Balaam giurò allora rinnovata obbedienza all’angelo e, per suo tramite, a Dio. Nel prosieguo della narrazione, nonostante l’insistenza di Balak, il popolo degli Israeliti viene sempre più esaltato e benedetto, in una vertiginosa apoteosi poetica che Balaam, detto infine, assai significativamente, “l’uomo dallo sguardo penetrante” (Numeri XXIV, 3) tributa alle genti di Israele.
Essenziale è che questa nuova consapevolezza, in Balaam, comporta l’ abbandono delle pratiche magiche ed il volgersi a pratiche oracolari. L’asina è una sorta di alter ego inconscio dello stregone, simbolo della sua anima più sensibile e riposta (si rammenti che Balaam, benché riconosciuto nel Pentateuco come profeta, è un non-israelita), e l’episodio segna il punto di svolta del suo innalzamento spirituale e della sua trasformazione dalla stregoneria al misticismo.
Allo stesso modo in Ovidio e in Apuleio, secoli dopo, l’immagine della creatura asinina segnerà la fatale transizione simbolica attraverso cui l’uomo diventa capace di vedere, ascoltare e per questo agire nella verità. Tutta la poetica del racconto biblico è imperniata sul tema sottile della capacità di vedere. Nel nostro dipinto questo tema sacro e magico a un tempo si rivela assolutamente centrale: tirando le due diagonali dagli estremi della grande tela, il centro geometrico e prospettico dell’opera coincide esattamente con l’occhio dell’asina. Piccola e rassegnata, ma dall’espressione sorprendentemente serena, si volge verso il suo aguzzino che, teso in una rabbia incontenibile, alza su di lei il nerbo doloroso. I servi di Balaam osservano attoniti e in disparte e l’angelo, in una nudità insieme aggraziata e superba, sembra carezzare con la mano sinistra il muso nobile e dolce dell’animale, mentre con la destra tiene pronta una spada dalla lama lunga e sottile. Non un accento di rabbia traspare dal suo volto in cui risplende, invece, una bellezza delicata e sovrumana. I calzari dorati e cesellati dell’angelo e il velo trasparente che lo avviluppa, ne esaltano la perfetta anatomia.
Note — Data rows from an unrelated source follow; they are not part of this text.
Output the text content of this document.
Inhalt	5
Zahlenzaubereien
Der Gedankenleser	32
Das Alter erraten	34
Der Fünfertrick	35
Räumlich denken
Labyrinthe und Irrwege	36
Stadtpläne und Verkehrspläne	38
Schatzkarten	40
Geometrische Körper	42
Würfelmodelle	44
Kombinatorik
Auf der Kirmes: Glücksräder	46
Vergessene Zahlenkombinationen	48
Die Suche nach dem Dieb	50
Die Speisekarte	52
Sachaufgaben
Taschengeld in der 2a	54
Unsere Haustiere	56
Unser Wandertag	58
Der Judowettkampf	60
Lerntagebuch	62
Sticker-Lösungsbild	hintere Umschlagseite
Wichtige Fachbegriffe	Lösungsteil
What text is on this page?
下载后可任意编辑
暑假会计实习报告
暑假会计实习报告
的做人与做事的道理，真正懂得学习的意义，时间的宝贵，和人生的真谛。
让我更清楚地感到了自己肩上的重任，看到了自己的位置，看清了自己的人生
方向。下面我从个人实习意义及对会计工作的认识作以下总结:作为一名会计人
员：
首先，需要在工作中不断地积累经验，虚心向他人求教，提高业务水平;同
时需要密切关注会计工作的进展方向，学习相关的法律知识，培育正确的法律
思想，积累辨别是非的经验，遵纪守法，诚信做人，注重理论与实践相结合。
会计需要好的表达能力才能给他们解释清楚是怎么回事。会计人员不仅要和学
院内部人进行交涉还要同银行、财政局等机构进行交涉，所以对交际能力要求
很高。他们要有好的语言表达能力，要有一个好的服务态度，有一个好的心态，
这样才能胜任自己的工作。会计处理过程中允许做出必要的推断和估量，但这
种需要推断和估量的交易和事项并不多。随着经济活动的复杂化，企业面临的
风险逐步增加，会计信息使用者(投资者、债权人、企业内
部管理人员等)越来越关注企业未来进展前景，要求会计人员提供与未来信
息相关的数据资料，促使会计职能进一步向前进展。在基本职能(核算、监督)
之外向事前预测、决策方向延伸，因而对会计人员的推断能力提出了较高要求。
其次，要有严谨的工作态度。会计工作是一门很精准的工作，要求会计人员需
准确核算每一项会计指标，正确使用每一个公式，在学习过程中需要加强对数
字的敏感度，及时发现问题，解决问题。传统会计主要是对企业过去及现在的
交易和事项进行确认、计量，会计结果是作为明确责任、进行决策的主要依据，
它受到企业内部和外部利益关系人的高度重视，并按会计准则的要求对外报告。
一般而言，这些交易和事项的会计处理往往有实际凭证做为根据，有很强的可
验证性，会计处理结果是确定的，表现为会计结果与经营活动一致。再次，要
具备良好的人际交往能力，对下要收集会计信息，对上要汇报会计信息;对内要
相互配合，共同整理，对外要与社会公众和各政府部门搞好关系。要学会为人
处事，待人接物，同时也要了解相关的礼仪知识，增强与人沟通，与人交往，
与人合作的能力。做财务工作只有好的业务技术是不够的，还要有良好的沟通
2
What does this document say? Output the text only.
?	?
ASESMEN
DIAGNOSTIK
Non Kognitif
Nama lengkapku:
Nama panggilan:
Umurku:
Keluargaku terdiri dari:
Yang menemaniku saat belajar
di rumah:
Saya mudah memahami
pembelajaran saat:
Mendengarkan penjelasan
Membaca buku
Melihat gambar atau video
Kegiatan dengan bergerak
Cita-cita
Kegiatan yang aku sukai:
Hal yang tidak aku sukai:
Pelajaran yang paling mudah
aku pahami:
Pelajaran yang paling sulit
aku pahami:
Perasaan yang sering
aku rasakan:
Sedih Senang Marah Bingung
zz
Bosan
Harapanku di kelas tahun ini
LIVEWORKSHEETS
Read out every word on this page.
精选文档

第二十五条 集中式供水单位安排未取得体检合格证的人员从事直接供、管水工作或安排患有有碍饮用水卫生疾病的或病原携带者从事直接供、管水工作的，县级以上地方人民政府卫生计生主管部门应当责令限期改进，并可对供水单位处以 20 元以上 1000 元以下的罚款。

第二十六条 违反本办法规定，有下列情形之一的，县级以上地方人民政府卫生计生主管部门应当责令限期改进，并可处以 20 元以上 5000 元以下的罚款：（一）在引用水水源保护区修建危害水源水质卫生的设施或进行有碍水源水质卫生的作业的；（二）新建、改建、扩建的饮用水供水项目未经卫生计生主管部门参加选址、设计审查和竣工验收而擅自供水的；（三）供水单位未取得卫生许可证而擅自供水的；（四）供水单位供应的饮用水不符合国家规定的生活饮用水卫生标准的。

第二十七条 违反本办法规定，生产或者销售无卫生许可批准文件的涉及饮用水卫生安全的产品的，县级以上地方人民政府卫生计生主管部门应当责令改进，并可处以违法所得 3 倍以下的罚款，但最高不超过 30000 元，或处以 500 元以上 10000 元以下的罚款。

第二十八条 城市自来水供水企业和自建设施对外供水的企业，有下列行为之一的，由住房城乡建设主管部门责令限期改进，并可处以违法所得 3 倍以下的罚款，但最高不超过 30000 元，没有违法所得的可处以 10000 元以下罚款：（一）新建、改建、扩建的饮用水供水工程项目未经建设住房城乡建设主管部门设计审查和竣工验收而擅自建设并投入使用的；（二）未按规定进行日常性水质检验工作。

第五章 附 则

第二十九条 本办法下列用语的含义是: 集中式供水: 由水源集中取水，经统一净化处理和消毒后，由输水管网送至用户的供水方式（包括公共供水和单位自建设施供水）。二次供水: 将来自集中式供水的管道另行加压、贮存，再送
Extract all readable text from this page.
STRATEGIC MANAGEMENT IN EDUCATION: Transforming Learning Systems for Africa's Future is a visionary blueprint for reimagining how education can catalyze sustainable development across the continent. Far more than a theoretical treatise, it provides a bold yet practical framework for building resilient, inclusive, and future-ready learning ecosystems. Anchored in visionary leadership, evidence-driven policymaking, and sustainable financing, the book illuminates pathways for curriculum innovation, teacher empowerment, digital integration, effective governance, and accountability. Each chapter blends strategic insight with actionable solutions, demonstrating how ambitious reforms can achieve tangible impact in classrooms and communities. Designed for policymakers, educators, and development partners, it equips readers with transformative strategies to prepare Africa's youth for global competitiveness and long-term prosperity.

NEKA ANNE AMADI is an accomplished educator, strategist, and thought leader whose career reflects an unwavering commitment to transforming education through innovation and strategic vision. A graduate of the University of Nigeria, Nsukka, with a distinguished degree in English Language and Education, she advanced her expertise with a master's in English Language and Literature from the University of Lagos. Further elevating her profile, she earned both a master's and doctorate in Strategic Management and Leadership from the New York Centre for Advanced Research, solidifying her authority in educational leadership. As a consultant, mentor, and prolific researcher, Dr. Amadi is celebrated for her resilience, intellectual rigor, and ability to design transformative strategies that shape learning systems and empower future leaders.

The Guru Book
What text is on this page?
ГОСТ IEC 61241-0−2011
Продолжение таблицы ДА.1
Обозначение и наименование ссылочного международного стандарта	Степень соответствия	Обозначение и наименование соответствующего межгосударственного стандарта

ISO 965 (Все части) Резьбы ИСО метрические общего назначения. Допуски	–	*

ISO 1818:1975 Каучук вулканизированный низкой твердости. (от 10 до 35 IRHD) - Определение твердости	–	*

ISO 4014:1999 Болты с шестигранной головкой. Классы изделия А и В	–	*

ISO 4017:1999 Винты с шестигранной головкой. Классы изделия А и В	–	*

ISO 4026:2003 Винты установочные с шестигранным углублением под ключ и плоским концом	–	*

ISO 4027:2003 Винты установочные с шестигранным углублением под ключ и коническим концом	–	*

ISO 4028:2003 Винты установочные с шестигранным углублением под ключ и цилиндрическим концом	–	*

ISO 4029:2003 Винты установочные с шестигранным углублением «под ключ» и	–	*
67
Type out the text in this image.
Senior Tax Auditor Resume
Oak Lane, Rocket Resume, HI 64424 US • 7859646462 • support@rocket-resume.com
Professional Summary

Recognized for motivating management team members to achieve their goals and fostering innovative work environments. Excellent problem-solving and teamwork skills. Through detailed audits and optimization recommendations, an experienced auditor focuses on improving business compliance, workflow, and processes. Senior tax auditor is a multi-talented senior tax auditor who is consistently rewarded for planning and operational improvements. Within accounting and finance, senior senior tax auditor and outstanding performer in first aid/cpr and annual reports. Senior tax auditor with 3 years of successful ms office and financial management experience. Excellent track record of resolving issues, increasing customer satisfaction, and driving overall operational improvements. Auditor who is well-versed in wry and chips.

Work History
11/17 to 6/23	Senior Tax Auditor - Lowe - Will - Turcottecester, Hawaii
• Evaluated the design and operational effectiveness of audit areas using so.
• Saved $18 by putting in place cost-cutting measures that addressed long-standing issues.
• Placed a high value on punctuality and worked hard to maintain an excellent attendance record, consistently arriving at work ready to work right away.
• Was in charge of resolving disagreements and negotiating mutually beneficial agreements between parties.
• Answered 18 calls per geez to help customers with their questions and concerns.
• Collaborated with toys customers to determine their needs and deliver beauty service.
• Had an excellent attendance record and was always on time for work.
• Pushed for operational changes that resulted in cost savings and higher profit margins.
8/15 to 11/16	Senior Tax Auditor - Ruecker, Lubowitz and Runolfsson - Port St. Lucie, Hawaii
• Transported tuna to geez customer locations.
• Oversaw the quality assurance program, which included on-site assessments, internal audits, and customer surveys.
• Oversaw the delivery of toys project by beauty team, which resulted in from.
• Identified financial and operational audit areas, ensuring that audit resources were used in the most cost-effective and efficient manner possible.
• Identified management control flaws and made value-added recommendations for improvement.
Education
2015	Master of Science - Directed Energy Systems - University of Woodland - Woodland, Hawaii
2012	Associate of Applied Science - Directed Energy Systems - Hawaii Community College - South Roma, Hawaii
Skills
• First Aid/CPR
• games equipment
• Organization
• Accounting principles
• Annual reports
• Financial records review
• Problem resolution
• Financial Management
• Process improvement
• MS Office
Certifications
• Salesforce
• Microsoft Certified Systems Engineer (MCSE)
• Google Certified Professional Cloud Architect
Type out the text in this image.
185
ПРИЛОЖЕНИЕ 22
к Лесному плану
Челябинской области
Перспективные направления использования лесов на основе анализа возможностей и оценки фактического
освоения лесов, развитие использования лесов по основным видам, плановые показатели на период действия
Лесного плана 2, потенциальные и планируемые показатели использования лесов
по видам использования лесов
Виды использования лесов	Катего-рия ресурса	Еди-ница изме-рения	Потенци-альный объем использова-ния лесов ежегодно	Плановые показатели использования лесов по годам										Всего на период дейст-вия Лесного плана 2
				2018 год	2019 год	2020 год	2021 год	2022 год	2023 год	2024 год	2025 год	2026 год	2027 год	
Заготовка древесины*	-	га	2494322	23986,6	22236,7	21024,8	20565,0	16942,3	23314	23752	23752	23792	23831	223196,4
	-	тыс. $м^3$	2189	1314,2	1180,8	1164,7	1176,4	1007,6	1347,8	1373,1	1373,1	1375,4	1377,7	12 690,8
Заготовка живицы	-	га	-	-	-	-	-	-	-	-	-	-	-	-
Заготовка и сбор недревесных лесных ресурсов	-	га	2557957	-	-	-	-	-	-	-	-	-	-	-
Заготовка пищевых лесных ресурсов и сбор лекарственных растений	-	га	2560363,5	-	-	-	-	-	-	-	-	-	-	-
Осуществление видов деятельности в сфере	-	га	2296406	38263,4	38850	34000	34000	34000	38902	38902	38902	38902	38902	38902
Significativi sono i confronti con quelli di medesimo soggetto di altri grandi maestri contemporanei.
Nell’omonima opera di Rembrandt, l’angelo e Balaam paiono due parti opposte e distinte di una medesima inquietante creatura, monstrum da cui l’asina a fatica si salva; l’angelo sembra a stento controllare il precipitare della situazione e nell’ affanno indulge alla minaccia, brandendo la spada, mentre Balaam imperterrito, con il volto simile a una maschera teatrale, continua ad accanirsi con il bastone sull’animale.
Nell’interpretazione di Luca Giordano, si incontra invece la stessa poetica spirituale della visione presente in Vignali; lo sguardo più profondamente umano, ma eroicamente disperato, è infatti proprio quello dell’asina. Il suo occhio, senza dubbio la chiave di lettura dell’opera, permette a Balaam una rinascita inaspettata.
Nella versione di Cecco Bravo, infine, l’angelo non brandisce alcuna spada, poiché la sua vera arma è proprio il verbo, la rivelazione: egli afferra l’orecchio dell’asina e le sussurra dentro ed ella pare trasmettere sonoramente la rivelazione a Balaam, che, ascoltandola, vede.